We will now study all these three cases separately to determine if there are significant differences in their statistical behaviour.
Percentage Ratios of .edu Referring Domains
In this case, we consider categorization based only on the percentage ratios of the .edu referring domains. Figure 3 (a) displays how the mean Citation Flow and Trust Flow vary across the good, outlier and extreme data points. The corresponding mean proportions for the .edu and .gov referring domains are shown in Figure 3 (b).
Figure 3: (a) Mean Citation and Trust Flows and (b) Mean .edu and .gov Referring Domains Percentage Ratios when considering .edu Percentage Ratios only
Note that, the relative magnitude of the .edu domains increases progressively from the good data points to the extreme ones.
Percentage Ratios of .gov Referring Domains
Figures 4 (a) and 4 (b) show the picture when a similar analysis is carried out using the percentage ratio of the .gov referring domains only.
Figure 4: (a) Mean Citation and Trust Flows and (b) Mean .edu and .gov Referring Domains Percentage Ratios when considering .gov Percentage Ratios only
Here, the proportion of the .edu referring domains is still larger than that of the .gov domains, although no discernible pattern can be observed.
Percentage Ratios of the Total Sum of .edu and .gov Referring Domains
Categorization using the percentage ratio of the total .edu and .gov domains is illustrated in Figures 5 (a) and 5(b).
Figure 5: (a) Mean Citation and Trust Flows and (b) Mean .edu and .gov Referring Domains Percentage Ratios when considering the total sum of .edu and .gov Percentage Ratios
Note that the patterns are similar to those of the .edu referring domains shown in Figure 3, although this is to be expected, as the proportion of .gov domains is much smaller than that of the .edu domains as displayed in the boxplot in Figure 1.
The above analysis can provide a methodology to rank US institutions of higher learning based on the percentage ratio of .edu and .gov domains that refer to a University’s domain. The ranks of the first ten US educational institutions that occur in the Majestic Million, based on the “good” values of the three percentage ratios of referring domains described above, are shown in Figure 6 below:
Figure 6: Ranking of the first 10 US Institutes of Higher Learning that are in the Majestic Million
MIT, Stanford and Harvard make up the top three universities in the USA using this ranking method and the list appears plausible. We have attempted to describe a basic ranking technique for US institutes of higher learning based on the ratios of .edu and .gov domains that refer to an institute’s URL.
Trying to game SEO using .edu and .gov referring domains makes certain institutions, that seem to be punching much above their weight, stick out like a sore thumb as seen in Figure 3, where there is an inordinately high proportion of .edu referring domains compared to .gov referring domains in the outlier and extreme value regions. One might conclude that these educational establishments are in some way “better” for SEO, but as we established in the previous paper, there is no correlation of a direct benefit from having a link from a .edu or .gov site.
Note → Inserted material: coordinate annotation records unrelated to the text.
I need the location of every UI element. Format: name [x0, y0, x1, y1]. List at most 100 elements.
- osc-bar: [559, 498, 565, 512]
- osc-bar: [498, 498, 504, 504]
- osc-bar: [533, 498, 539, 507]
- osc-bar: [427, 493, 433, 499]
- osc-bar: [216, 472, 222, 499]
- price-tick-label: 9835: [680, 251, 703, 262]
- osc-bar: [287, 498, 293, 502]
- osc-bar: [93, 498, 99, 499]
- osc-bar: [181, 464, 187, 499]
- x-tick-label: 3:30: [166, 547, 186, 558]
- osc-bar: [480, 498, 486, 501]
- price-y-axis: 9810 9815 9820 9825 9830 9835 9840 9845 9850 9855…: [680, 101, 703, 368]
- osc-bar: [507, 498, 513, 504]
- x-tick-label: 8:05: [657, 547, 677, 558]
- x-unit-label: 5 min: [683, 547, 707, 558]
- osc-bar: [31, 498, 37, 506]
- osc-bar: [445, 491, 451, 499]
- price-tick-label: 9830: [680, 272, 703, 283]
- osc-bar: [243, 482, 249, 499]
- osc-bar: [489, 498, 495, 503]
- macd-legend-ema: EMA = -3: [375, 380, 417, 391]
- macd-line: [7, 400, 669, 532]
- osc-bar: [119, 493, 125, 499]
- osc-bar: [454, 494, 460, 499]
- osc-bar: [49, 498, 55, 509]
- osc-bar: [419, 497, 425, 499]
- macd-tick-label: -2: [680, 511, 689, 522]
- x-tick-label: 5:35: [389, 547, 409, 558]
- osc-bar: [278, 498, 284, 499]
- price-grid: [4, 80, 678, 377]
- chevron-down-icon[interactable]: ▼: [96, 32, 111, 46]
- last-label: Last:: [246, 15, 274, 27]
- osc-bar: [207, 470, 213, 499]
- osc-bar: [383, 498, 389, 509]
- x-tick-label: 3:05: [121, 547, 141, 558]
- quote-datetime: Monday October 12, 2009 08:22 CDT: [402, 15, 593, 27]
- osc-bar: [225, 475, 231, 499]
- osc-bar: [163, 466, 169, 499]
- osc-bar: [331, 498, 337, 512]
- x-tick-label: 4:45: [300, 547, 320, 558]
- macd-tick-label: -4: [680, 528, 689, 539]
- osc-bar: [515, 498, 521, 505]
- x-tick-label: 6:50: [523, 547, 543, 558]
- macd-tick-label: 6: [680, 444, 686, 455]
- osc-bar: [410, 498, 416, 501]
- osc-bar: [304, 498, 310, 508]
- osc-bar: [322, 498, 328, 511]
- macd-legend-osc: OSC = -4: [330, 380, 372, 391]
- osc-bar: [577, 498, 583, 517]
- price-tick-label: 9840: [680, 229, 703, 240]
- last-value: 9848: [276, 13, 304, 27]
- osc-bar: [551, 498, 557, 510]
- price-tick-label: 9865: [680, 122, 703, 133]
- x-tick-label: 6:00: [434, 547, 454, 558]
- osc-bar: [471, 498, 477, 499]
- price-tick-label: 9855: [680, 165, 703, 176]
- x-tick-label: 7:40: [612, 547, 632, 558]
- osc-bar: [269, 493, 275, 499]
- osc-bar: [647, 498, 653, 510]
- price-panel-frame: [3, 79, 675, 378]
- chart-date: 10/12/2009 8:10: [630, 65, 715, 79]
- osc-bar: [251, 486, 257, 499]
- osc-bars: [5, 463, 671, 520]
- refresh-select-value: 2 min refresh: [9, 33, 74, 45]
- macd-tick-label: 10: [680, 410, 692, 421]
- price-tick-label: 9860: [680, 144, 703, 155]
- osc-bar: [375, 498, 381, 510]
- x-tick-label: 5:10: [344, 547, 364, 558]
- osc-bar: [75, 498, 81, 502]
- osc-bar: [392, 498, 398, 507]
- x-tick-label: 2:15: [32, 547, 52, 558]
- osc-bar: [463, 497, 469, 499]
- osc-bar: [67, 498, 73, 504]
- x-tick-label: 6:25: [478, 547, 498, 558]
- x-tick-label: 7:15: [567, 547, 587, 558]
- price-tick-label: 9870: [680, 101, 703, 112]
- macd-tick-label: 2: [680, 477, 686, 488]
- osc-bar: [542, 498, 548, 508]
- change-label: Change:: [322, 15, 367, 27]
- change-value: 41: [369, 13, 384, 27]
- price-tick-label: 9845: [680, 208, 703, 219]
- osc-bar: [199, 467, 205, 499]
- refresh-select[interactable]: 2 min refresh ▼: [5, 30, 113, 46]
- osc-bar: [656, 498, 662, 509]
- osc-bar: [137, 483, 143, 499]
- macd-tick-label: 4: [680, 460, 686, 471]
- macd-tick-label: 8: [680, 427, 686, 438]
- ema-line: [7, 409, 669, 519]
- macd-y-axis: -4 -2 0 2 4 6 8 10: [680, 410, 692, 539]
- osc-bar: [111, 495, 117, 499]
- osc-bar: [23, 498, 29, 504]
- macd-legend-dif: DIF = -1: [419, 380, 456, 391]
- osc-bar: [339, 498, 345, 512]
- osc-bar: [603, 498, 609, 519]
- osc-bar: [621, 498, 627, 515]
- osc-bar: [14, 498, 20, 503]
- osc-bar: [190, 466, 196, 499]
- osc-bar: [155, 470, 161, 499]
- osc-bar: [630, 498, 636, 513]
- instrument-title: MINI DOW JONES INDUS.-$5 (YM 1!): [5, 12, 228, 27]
So either these sites are unusually good for SEO because the sites themselves are good or (more likely) they have a more liberal policy when it comes to outbound links. This study does not look at the nature of the links themselves in this study.
It cannot be stressed enough that this is a very rudimentary procedure, and many other factors have to be taken into account for a comprehensive picture to emerge.